Depending on where you live, you may have rights under privacy laws such as Québec's Law 25, Canada's PIPEDA, the EU/UK GDPR, or the California CCPA — including rights to access, correct, delete, export, or restrict our processing of your personal data, and to withdraw consent. To exercise any of these rights, email [email protected]; we will respond within the time required by applicable law.

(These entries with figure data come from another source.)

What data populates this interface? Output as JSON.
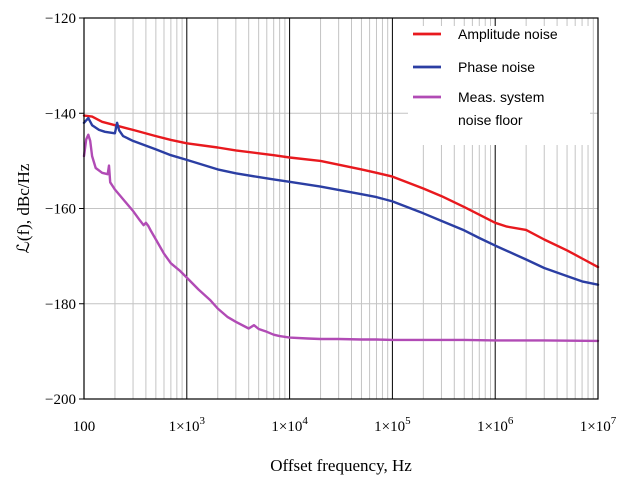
{
  "chart_data": {
    "type": "line",
    "xscale": "log",
    "xlim": [
      100,
      10000000
    ],
    "ylim": [
      -200,
      -120
    ],
    "xlabel": "Offset frequency, Hz",
    "ylabel": "ℒ(f), dBc/Hz",
    "grid": true,
    "legend_position": "top-right",
    "y_ticks": [
      -120,
      -140,
      -160,
      -180,
      -200
    ],
    "y_tick_labels": [
      "−120",
      "−140",
      "−160",
      "−180",
      "−200"
    ],
    "x_ticks": [
      100,
      1000,
      10000,
      100000,
      1000000,
      10000000
    ],
    "x_tick_labels": [
      {
        "base": "100",
        "exp": ""
      },
      {
        "base": "1×10",
        "exp": "3"
      },
      {
        "base": "1×10",
        "exp": "4"
      },
      {
        "base": "1×10",
        "exp": "5"
      },
      {
        "base": "1×10",
        "exp": "6"
      },
      {
        "base": "1×10",
        "exp": "7"
      }
    ],
    "series": [
      {
        "name": "Amplitude noise",
        "color": "#e8191e",
        "x": [
          100,
          120,
          150,
          200,
          300,
          500,
          700,
          1000,
          2000,
          3000,
          5000,
          7000,
          10000,
          20000,
          30000,
          50000,
          70000,
          100000,
          200000,
          300000,
          500000,
          700000,
          1000000,
          1300000,
          2000000,
          3000000,
          5000000,
          7000000,
          10000000
        ],
        "y": [
          -140.5,
          -140.7,
          -141.8,
          -142.5,
          -143.5,
          -144.8,
          -145.6,
          -146.3,
          -147.2,
          -147.8,
          -148.4,
          -148.8,
          -149.3,
          -150.0,
          -150.8,
          -151.8,
          -152.5,
          -153.3,
          -155.8,
          -157.4,
          -159.7,
          -161.3,
          -163.0,
          -163.8,
          -164.5,
          -166.5,
          -168.8,
          -170.5,
          -172.3
        ]
      },
      {
        "name": "Phase noise",
        "color": "#2b3ea3",
        "x": [
          100,
          110,
          120,
          140,
          160,
          200,
          210,
          220,
          240,
          300,
          500,
          700,
          1000,
          2000,
          3000,
          5000,
          7000,
          10000,
          20000,
          30000,
          50000,
          70000,
          100000,
          200000,
          300000,
          500000,
          700000,
          1000000,
          2000000,
          3000000,
          5000000,
          7000000,
          10000000
        ],
        "y": [
          -142.0,
          -141.0,
          -142.5,
          -143.5,
          -143.9,
          -144.2,
          -142.0,
          -143.6,
          -144.8,
          -145.8,
          -147.6,
          -148.8,
          -149.8,
          -151.8,
          -152.6,
          -153.4,
          -153.9,
          -154.4,
          -155.4,
          -156.1,
          -157.0,
          -157.6,
          -158.5,
          -161.0,
          -162.6,
          -164.6,
          -166.2,
          -167.8,
          -170.7,
          -172.5,
          -174.2,
          -175.3,
          -176.0
        ]
      },
      {
        "name": "Meas. system noise floor",
        "color": "#b14bb5",
        "x": [
          100,
          105,
          110,
          115,
          120,
          130,
          150,
          170,
          175,
          180,
          200,
          250,
          300,
          350,
          380,
          400,
          420,
          450,
          500,
          600,
          700,
          850,
          1000,
          1300,
          1700,
          2000,
          2500,
          3000,
          4000,
          4500,
          5000,
          6000,
          7000,
          8000,
          10000,
          15000,
          20000,
          30000,
          50000,
          70000,
          100000,
          200000,
          300000,
          500000,
          1000000,
          3000000,
          10000000
        ],
        "y": [
          -149.0,
          -145.5,
          -144.5,
          -145.8,
          -149.0,
          -151.5,
          -152.5,
          -152.8,
          -151.0,
          -154.5,
          -156.0,
          -158.5,
          -160.5,
          -162.5,
          -163.5,
          -163.0,
          -163.6,
          -164.8,
          -166.5,
          -169.5,
          -171.5,
          -173.0,
          -174.5,
          -177.0,
          -179.3,
          -181.0,
          -182.8,
          -183.8,
          -185.2,
          -184.5,
          -185.3,
          -185.9,
          -186.5,
          -186.8,
          -187.1,
          -187.3,
          -187.4,
          -187.4,
          -187.5,
          -187.5,
          -187.6,
          -187.6,
          -187.6,
          -187.6,
          -187.7,
          -187.7,
          -187.8
        ]
      }
    ],
    "legend_entries": [
      {
        "lines": [
          "Amplitude noise"
        ],
        "color": "#e8191e"
      },
      {
        "lines": [
          "Phase noise"
        ],
        "color": "#2b3ea3"
      },
      {
        "lines": [
          "Meas. system",
          "noise floor"
        ],
        "color": "#b14bb5"
      }
    ]
  }
}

9. International Data Transfers

Execify is operated from Canada and our service providers may process data in Canada, the United States, and the European Union. By using the Service you acknowledge that your information may be transferred to and processed in countries other than the one in which you reside.

10. Children

Execify is not directed to children under 16, and we do not knowingly collect personal information from children under 16. If you believe we have, please contact us and we will delete the information.

11. Changes to this Policy

We may update this Privacy Policy from time to time. If we make a material change we will give you notice (for example, by email or by a notice in the Service) before the change takes effect. The "effective date" at the top of this page indicates when this version was published.

12. Contact

Questions, complaints, or requests under this Policy can be sent to [email protected].